An illustration of an AI agent operating a computer desktop.
An illustration of an AI agent operating a computer desktop.

Pricing and the Promise of Open Weights

MiniMax is making M3 available through its proprietary API, MiniMax Code, and Token Plan services. To encourage developer adoption, the company has introduced promotional pricing starting at $0.30 per million input tokens and $1.20 per million output tokens. This aggressive pricing strategy, combined with the computational efficiency of MSA, could significantly disrupt the economics of deploying commercial-grade AI agents.

Perhaps the most significant aspect of the release is MiniMax's commitment to the open-weight community.
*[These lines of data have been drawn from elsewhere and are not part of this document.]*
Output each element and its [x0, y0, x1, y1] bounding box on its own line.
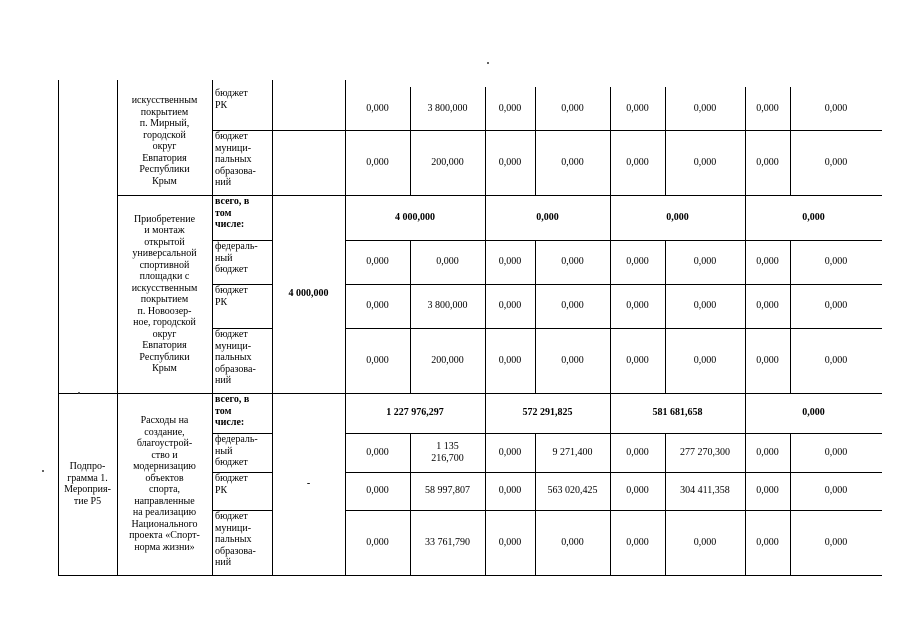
amount-cell: 33 761,790	[425, 536, 470, 548]
total-amount: -	[306, 478, 311, 490]
year-total: 572 291,825	[522, 407, 573, 419]
amount-cell: 0,000	[366, 102, 389, 114]
total-label: всего, в том числе:	[215, 196, 250, 230]
amount-cell: 200,000	[431, 354, 464, 366]
amount-cell: 0,000	[626, 485, 649, 497]
amount-cell: 0,000	[561, 536, 584, 548]
amount-cell: 0,000	[366, 354, 389, 366]
year-total: 0,000	[802, 211, 825, 223]
amount-cell: 0,000	[498, 256, 522, 268]
total-label: всего, в том числе:	[215, 394, 250, 428]
amount-cell: 0,000	[824, 536, 848, 548]
table-rule-v	[212, 80, 213, 575]
amount-cell: 0,000	[561, 156, 584, 168]
amount-cell: 0,000	[756, 256, 779, 268]
amount-cell: 0,000	[756, 536, 779, 548]
amount-cell: 0,000	[756, 102, 779, 114]
funding-source: бюджет муници- пальных образова- ний	[215, 511, 256, 568]
amount-cell: 0,000	[756, 300, 779, 312]
scan-speck	[42, 470, 44, 472]
amount-cell: 0,000	[626, 102, 649, 114]
table-rule-v	[58, 80, 59, 393]
amount-cell: 277 270,300	[680, 446, 730, 458]
funding-source: бюджет РК	[215, 473, 248, 496]
amount-cell: 3 800,000	[427, 102, 468, 114]
year-total: 0,000	[536, 211, 559, 223]
amount-cell: 1 135 216,700	[431, 441, 464, 464]
amount-cell: 0,000	[498, 446, 522, 458]
funding-source: бюджет РК	[215, 88, 248, 111]
amount-cell: 0,000	[561, 256, 584, 268]
year-total: 0,000	[666, 211, 689, 223]
amount-cell: 0,000	[693, 102, 717, 114]
amount-cell: 0,000	[693, 300, 717, 312]
amount-cell: 9 271,400	[552, 446, 593, 458]
year-total: 4 000,000	[395, 211, 435, 223]
amount-cell: 0,000	[693, 536, 717, 548]
year-total: 0,000	[802, 407, 825, 419]
amount-cell: 0,000	[366, 485, 389, 497]
amount-cell: 0,000	[756, 446, 779, 458]
amount-cell: 0,000	[561, 354, 584, 366]
amount-cell: 0,000	[498, 300, 522, 312]
amount-cell: 0,000	[366, 256, 389, 268]
amount-cell: 0,000	[498, 102, 522, 114]
amount-cell: 0,000	[824, 256, 848, 268]
work-item-name-novoozernoe: Приобретение и монтаж открытой универсальной спортивной площадки с искусственным покрытием п. Новоозер- ное, городской округ Евпатория Республики Крым	[131, 213, 198, 374]
funding-source: бюджет муници- пальных образова- ний	[215, 131, 256, 188]
funding-source: федераль- ный бюджет	[215, 241, 258, 275]
work-item-name-sport: Расходы на создание, благоустрой- ство и модернизацию объектов спорта, направленные на реализацию Национального проекта «Спорт- норма жизни»	[129, 415, 200, 553]
amount-cell: 0,000	[498, 354, 522, 366]
amount-cell: 0,000	[693, 256, 717, 268]
amount-cell: 0,000	[366, 536, 389, 548]
amount-cell: 3 800,000	[427, 300, 468, 312]
funding-source: бюджет муници- пальных образова- ний	[215, 329, 256, 386]
amount-cell: 0,000	[824, 102, 848, 114]
scan-speck	[487, 62, 489, 64]
amount-cell: 0,000	[824, 485, 848, 497]
amount-cell: 0,000	[693, 156, 717, 168]
amount-cell: 0,000	[626, 446, 649, 458]
amount-cell: 0,000	[824, 300, 848, 312]
amount-cell: 0,000	[626, 300, 649, 312]
amount-cell: 0,000	[561, 300, 584, 312]
table-rule-h	[58, 575, 882, 576]
amount-cell: 58 997,807	[425, 485, 470, 497]
year-total: 581 681,658	[652, 407, 703, 419]
amount-cell: 563 020,425	[547, 485, 598, 497]
program-label: Подпро- грамма 1. Мероприя- тие Р5	[64, 461, 111, 507]
amount-cell: 0,000	[756, 156, 779, 168]
table-rule-v	[117, 80, 118, 575]
amount-cell: 0,000	[498, 536, 522, 548]
amount-cell: 0,000	[366, 446, 389, 458]
total-amount: 4 000,000	[288, 288, 329, 300]
funding-source: бюджет РК	[215, 285, 248, 308]
amount-cell: 0,000	[626, 256, 649, 268]
amount-cell: 0,000	[498, 156, 522, 168]
scan-speck	[78, 392, 80, 394]
amount-cell: 0,000	[561, 102, 584, 114]
amount-cell: 0,000	[366, 156, 389, 168]
funding-source: федераль- ный бюджет	[215, 434, 258, 468]
amount-cell: 0,000	[626, 156, 649, 168]
amount-cell: 200,000	[431, 156, 464, 168]
amount-cell: 0,000	[693, 354, 717, 366]
amount-cell: 0,000	[498, 485, 522, 497]
amount-cell: 0,000	[824, 446, 848, 458]
amount-cell: 0,000	[824, 156, 848, 168]
amount-cell: 0,000	[626, 354, 649, 366]
amount-cell: 304 411,358	[680, 485, 730, 497]
amount-cell: 0,000	[626, 536, 649, 548]
work-item-name-mirny: искусственным покрытием п. Мирный, городской округ Евпатория Республики Крым	[131, 95, 198, 187]
amount-cell: 0,000	[436, 256, 459, 268]
amount-cell: 0,000	[756, 354, 779, 366]
amount-cell: 0,000	[824, 354, 848, 366]
amount-cell: 0,000	[756, 485, 779, 497]
amount-cell: 0,000	[366, 300, 389, 312]
year-total: 1 227 976,297	[386, 407, 444, 419]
The company has announced plans to release the model weights and a comprehensive technical report on Hugging Face and GitHub within 10 days of the launch, setting a target date of June 11, 2026.

If MiniMax delivers on this promise, M3 will become the first open-weight model to offer a one-million-token context window alongside frontier coding and native multimodal capabilities. This open-source availability could democratize access to advanced agentic workflows, allowing researchers and independent developers to build highly complex, cost-effective AI applications without being locked into proprietary ecosystems. However, until the weights are officially published, the AI community remains cautiously optimistic, waiting to verify if the model's performance and open-weight status fully live up to the launch-day claims.